Réforme constitutionnelle : DIOMAYE S’EN REMET AUX SAGES

Crise institutionnelle au sommet de l’Etat : le Pouvoir exécutif attaque frontalement le Pouvoir législatif devant la plus haute juridiction du pays. Arguant d’une violation flagrante de la procédure parlementaire lors du vote de la loi de révision constitutionnelle du 29 juin dernier, le président de la République a officiellement saisi le Conseil constitutionnel ce lundi 6 juillet 2026. Assorti d’une déclaration d’urgence absolue et soutenu par un dossier de preuves audiovisuelles accablantes, ce recours place désormais les «Sages» sous une pression temporelle inédite : ils ont exactement huit jours pour trancher ce bras de fer historique. 

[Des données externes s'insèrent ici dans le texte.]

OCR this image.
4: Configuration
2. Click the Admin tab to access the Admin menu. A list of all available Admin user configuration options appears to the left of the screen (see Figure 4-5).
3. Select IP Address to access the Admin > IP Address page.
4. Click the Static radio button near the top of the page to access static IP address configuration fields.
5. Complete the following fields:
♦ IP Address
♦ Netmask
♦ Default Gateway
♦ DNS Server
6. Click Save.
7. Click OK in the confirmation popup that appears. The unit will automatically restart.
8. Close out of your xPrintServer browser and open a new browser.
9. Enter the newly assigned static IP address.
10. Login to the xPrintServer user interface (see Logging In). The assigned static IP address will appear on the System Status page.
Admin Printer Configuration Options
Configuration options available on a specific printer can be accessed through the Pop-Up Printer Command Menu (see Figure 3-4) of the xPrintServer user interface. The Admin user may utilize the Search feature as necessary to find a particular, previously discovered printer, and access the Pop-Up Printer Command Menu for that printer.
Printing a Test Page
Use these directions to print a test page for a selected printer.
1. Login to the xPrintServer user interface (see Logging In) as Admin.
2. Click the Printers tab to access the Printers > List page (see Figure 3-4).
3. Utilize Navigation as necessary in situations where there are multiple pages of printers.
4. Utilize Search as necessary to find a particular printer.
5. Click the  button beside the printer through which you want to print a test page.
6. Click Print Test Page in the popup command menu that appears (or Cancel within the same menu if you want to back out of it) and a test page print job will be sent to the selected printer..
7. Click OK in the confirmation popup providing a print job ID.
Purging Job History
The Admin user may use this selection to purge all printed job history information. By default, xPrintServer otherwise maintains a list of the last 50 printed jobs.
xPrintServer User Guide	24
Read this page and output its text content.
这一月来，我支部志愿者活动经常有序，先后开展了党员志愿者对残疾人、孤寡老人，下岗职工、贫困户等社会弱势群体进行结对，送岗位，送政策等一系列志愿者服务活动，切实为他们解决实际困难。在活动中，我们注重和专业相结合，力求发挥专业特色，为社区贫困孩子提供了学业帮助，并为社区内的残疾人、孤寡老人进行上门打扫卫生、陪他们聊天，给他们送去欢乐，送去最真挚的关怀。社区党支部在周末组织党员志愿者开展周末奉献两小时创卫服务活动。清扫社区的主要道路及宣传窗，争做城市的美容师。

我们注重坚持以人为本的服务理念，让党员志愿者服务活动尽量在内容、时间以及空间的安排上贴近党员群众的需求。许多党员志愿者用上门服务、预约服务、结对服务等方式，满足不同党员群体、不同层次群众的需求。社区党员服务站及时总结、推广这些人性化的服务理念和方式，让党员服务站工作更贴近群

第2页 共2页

Par Justin GOMIS – Le bras de fer institutionnel est officiellement engagé de­vant la plus haute juridiction du pays. Ce lundi 6 juillet 2026, Maître Cheikh Ahmadou Ndia­ye, avocat à la Cour agissant au nom et pour le compte du président de la République, s’est présenté devant le greffe du Conseil constitutionnel. Il y a formellement déposé un recours en inconstitutionnalité visant à contester la procédure de révision constitutionnelle adoptée par l’Assemblée nationale. Les «Sages» disposent désormais d’un délai critique de huit jours pour trancher.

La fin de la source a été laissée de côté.